Linux Australia expense breakdown – a data visualisation in d3.js

After learning a lot of new techniques and approaches (and gotchas) in d3.js in my last data visualisation (Geelong Regional Libraries by branch), I wanted to turn my new-found skills to Linux Australia’s end of year report. This is usually presented in a fairly dry manner at the organisation’s AGM each year, and although we have a Timeline of Events, it was time to add some visual interest to the presentation of data.

Collecting and cleaning the data

The dataset that I chose to explore was the organisation’s non-event expenses – that is, the expenditure of the organisation not utilised on specific events – items like insurance, stationery, subscriptions to online services and so on. These were readily available in the accounting software – Xero, then a small amount of data cleansing yielded a simple CSV file. The original file had a ‘long tail’ distribution – there were many data point that had only a marginal value and didn’t help in explaining the data, so I combined these into an ‘other’ category.

Visualising the data

Using the previous annular (donut chart) visualisation as the base, I set some objectives for the visualisation;

  • The colours chosen had to match those of Linux Australia’s branding
  • The donut chart required lines and labels
  • The donut chart required markers inside each arc
  • The donut chart had to be downloadable in svg format so that it could be copied and pasted into Inkscape (which has svg as its standard save format)
Colour choice

There was much prototyping involved with colour selection. The first palette selected used shading of a base colour (#ff0000 – red), but the individual arcs were difficult to distinguish. A second attempt added many (16) colours into the palette, but they didn’t work as a colour set. I settled on a combination of three colours (red, yellow, dark grey) and shades of these, with the shading becoming less saturated the smaller the values of the arc.

For anyone interested, the color range was defined as a d3.scaleOrdinal object as below.
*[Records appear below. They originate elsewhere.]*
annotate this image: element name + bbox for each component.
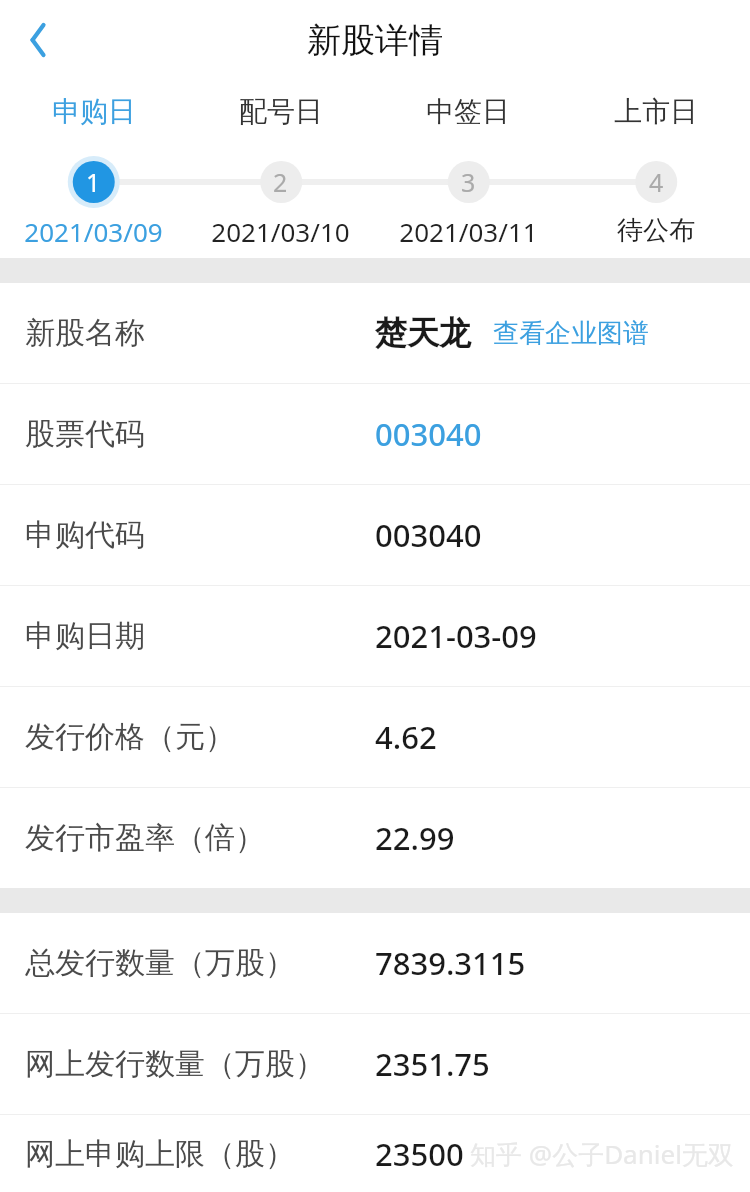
staticText: 总发行数量（万股） xyxy=(25,944,295,982)
staticText: 申购日 xyxy=(52,94,136,129)
staticText: 楚天龙 xyxy=(375,313,471,353)
staticText: 4 xyxy=(649,165,664,199)
staticText: 2021/03/11 xyxy=(399,214,538,249)
staticText: 查看企业图谱 xyxy=(493,317,649,350)
staticText: 申购日期 xyxy=(25,617,145,655)
staticText: 2021/03/10 xyxy=(211,214,350,249)
button[interactable]: 申购日期 xyxy=(0,586,750,686)
staticText: 3 xyxy=(461,165,476,199)
staticText: 003040 xyxy=(375,514,482,556)
staticText: 网上发行数量（万股） xyxy=(25,1045,325,1083)
button[interactable]: 网上发行数量（万股） xyxy=(0,1014,750,1114)
staticText: 1 xyxy=(86,165,101,199)
staticText: 2021/03/09 xyxy=(24,214,163,249)
staticText: 发行价格（元） xyxy=(25,718,235,756)
button[interactable]: 查看企业图谱 xyxy=(493,317,649,350)
button[interactable]: 中签日 xyxy=(374,94,562,129)
button[interactable]: 发行价格（元） xyxy=(0,687,750,787)
staticText: 申购代码 xyxy=(25,516,145,554)
staticText: 003040 xyxy=(375,413,482,455)
button[interactable]: Back xyxy=(8,10,68,70)
staticText: 2 xyxy=(273,165,288,199)
button[interactable]: 上市日 xyxy=(562,94,750,129)
staticText: 知乎 @公子Daniel无双 xyxy=(470,1136,734,1172)
staticText: 22.99 xyxy=(375,817,455,859)
staticText: 4.62 xyxy=(375,716,437,758)
button[interactable]: 网上申购上限（股） xyxy=(0,1115,750,1192)
staticText: 中签日 xyxy=(426,94,510,129)
button[interactable]: 申购日 xyxy=(0,94,187,129)
staticText: 上市日 xyxy=(614,94,698,129)
staticText: 发行市盈率（倍） xyxy=(25,819,265,857)
button[interactable]: 股票代码 xyxy=(0,384,750,484)
staticText: 配号日 xyxy=(239,94,323,129)
button[interactable]: 总发行数量（万股） xyxy=(0,913,750,1013)
staticText: 2021-03-09 xyxy=(375,615,537,657)
staticText: 网上申购上限（股） xyxy=(25,1135,295,1173)
staticText: 7839.3115 xyxy=(375,942,526,984)
staticText: 新股详情 xyxy=(307,19,443,62)
staticText: 待公布 xyxy=(617,214,695,247)
button[interactable]: 发行市盈率（倍） xyxy=(0,788,750,888)
staticText: 2351.75 xyxy=(375,1043,490,1085)
staticText: 股票代码 xyxy=(25,415,145,453)
staticText: 新股名称 xyxy=(25,314,145,352)
button[interactable]: 申购代码 xyxy=(0,485,750,585)
button[interactable]: 配号日 xyxy=(187,94,374,129)
staticText: 23500 xyxy=(375,1133,464,1175)
button[interactable]: 新股名称 xyxy=(0,283,750,383)
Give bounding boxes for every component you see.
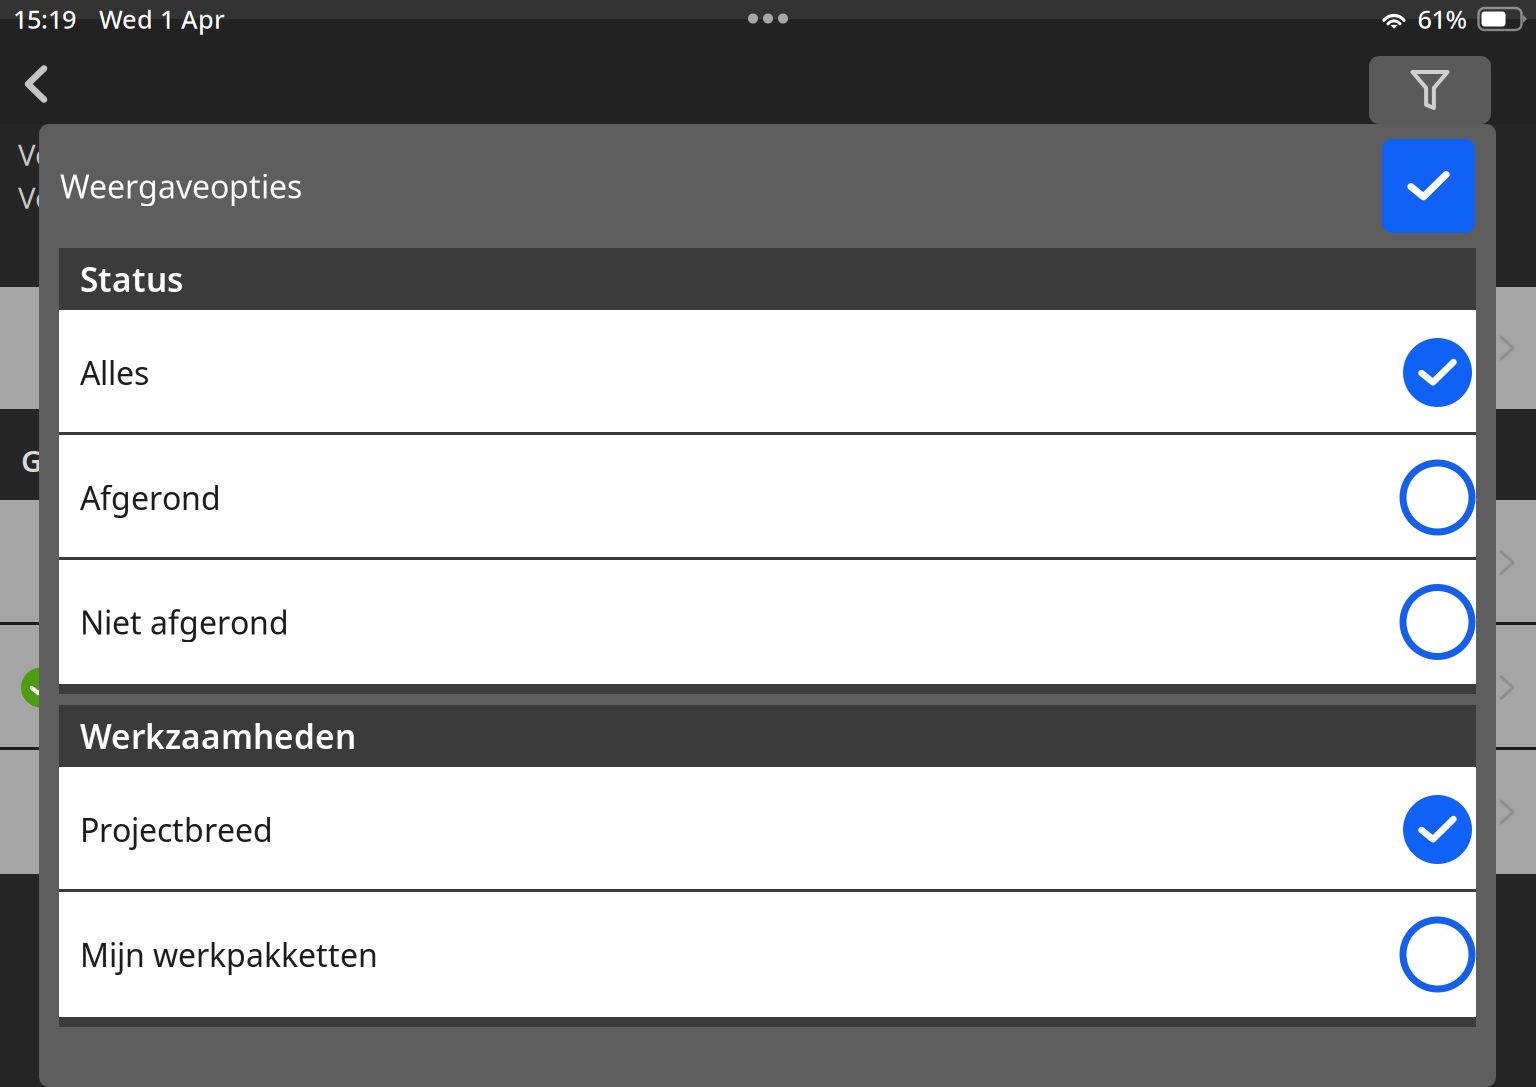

var color = d3.scaleOrdinal()
    .range([
      '#ffc100',
      '#ff0000',
      '#393939',
      '#ffcd33',
      '#ff3333',
      '#616161',
      '#ffda66',
      '#ff6666',
      '#888888',
      '#ffe699',
      '#ff9999',
      '#b0b0b0',
      '#fff3cc',
      '#ffcccc',
      '#fff'
    ])
Lines and markers

I hadn’t used lines (polylines) and markers in d3.js before and this visualisation really needed them – because the data series labels were too wordy to easily fit on the donut chart itself. There were some examples that were particularly useful and relevant in figuring this out:

The key learning from this exercise about svg polylines is that the polyline is essentially a series of x,y Cartesian co-ordinates – the tricky part is actually using the right circular trigonometry to calculate the correct co-ordinates. This took me right back to sin and cos basics, and I found it helpful to sketch out a diagram of where I wanted the polyline points to be before actually trying to code them in d3.js.

A gotcha that tripped me up for about half an hour here was that I hadn’t correctly associated the markers with the polylines – because the markers only had a class attribute, but not an id attribute. Whenever I use markers on polylines from now on, I’ll be specifying both class and id attributes.

    .attr('class', 'marker')
    .attr('id', 'marker')

I initially experimented with a polyline that was drawn not just from the centroid of the arc for each data point out past the outerArc, but one that also went horizontally across to the left / right margin of the svg. While I was able to achieve this eventually, I couldn’t get the horizontal spacing looking good because there were so many data points on the donut chart – this would work well with a donut chart with far fewer data points.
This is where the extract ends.